I don't have a formal resolution this year, just an intention to keep on with last year's, with a side order of getting back on the wagons I've fallen off with respect to morning-ness and exercise and suchlike.
2. Boy, it's hot. I've been spending large portions of the day inside, with the blinds drawn against the nuclear-powered fury of the sun, reading Yuletide fics and playing online games.
3. Speaking of Yuletide, author's names have now been revealed, resulting in the discovery that two of the fics that particularly impressed me this year were both written by the same author, RecessiveJean, who furthermore has written two
more fics as well, for a total of
four excellent fics, in six fandoms. (Captain America, The Enchanted Forest Chronicles, Jurassic Park, Narnia, The Rocketeer, The Scarlet Pimpernel. So yes, that means at least one superficially-unworkable crossover.)
T-Rex was in Kentucky, although he didn’t know it. He hadn’t brought a map, and if he had, he probably would have tried to eat it by now, anyway.4. Speaking of online games, I've reached the final story arc in
Doctor Who: Worlds in Time. The Doctor has traced the source of the time disturbances back to the planet Skaro - which, as he points out, is a disturbance in itself, since Skaro is supposed to be utterly destroyed.
The new iDaleks look even less threatening as two-dimensional cartoons than they did in "Victory of the Daleks", incidentally.
5.
Lady Spy, Gentleman Explorer: the life of Herbert Dyce Murphy sounded promising, but I had to give up on it before the end of the fourth chapter.
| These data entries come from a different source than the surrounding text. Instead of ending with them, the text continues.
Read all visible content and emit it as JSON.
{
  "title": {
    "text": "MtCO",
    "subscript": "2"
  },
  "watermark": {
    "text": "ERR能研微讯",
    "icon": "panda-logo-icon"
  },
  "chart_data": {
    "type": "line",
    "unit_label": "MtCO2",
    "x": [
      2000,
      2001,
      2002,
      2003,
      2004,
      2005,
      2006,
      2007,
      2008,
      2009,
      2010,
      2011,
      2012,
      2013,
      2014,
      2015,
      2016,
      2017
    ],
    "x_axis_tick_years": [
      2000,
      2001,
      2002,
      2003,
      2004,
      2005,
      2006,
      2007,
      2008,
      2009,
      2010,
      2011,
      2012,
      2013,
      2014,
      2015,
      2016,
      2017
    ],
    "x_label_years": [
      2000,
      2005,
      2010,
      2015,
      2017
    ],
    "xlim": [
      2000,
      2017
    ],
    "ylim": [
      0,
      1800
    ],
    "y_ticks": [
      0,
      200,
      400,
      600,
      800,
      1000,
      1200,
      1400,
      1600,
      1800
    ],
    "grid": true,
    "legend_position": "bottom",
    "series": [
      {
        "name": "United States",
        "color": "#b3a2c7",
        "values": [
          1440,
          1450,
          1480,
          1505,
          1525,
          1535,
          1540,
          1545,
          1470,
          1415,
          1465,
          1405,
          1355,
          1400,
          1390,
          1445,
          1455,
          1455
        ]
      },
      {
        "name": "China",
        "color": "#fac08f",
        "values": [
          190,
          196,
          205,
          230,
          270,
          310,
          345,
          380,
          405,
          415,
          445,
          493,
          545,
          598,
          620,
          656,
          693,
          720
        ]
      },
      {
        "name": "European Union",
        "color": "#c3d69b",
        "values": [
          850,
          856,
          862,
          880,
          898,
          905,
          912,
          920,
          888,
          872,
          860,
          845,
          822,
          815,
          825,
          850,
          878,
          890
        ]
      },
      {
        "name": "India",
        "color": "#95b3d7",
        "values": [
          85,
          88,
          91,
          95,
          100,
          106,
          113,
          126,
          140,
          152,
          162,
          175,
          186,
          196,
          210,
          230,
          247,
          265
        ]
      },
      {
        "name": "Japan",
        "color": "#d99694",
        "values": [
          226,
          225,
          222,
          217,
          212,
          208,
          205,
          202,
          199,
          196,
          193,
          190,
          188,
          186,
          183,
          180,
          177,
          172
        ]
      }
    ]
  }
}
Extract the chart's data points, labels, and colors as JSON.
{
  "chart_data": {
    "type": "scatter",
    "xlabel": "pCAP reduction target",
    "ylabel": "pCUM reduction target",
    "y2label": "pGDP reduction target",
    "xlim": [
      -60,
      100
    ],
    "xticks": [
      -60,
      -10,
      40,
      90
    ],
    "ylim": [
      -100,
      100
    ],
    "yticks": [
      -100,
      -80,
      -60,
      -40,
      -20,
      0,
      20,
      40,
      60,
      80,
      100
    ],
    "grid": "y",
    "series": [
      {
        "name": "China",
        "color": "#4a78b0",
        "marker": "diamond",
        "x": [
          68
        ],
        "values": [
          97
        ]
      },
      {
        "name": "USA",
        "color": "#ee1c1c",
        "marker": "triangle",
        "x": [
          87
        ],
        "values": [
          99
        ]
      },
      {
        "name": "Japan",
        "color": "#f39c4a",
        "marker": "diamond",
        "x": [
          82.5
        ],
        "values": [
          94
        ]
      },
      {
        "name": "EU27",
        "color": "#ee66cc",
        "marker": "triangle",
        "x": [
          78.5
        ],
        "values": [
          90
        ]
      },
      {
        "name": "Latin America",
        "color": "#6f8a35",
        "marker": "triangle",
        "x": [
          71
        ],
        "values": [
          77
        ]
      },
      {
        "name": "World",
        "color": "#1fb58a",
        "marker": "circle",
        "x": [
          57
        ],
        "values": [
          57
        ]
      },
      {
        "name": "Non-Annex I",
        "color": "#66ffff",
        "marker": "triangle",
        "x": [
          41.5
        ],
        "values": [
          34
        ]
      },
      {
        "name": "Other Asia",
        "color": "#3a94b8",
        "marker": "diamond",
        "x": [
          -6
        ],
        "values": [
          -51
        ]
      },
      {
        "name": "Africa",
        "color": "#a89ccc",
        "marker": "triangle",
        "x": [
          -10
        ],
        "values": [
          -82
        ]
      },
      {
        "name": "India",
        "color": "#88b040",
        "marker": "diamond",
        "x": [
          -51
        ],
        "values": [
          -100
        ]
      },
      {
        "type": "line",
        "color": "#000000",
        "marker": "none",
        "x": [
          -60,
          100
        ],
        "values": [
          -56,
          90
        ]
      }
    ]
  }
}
The first strike against the book is that it's a work of non-fiction written as if it were a novel, studded with details the author couldn't possibly have known about what the people involved did and thought on such-and-such an occasion. To be fair, some of these are marked as supposition, but that just draws attention to the places where the author did the same thing without marking it. And it prompts one to consider whether the supposition adds anything to the account, to which my answer was generally negative.
The third strike is that on top of being written like a novel, it's such a
twee novel. It's all very comfortable and superficial; despite supposedly being real people, they've got (or at least are granted by the author) less depth and complication than many fictional characters I've known. The point where I gave up was when I realised that the author had somehow managed to make the story of a man who lived as a woman in Victorian England
dull.
So much for the style. Are the underlying facts any good? Well...
The second strike was awarded to a ten-word parenthesis that single-handedly destroyed my faith in the author's fact-checking. The author reports that when Murphy was living in Oxford and preparing to enter the University, he was tutored by a man named Montgomery Bell, "said to be the original of Conan Doyle's Sherlock Holmes".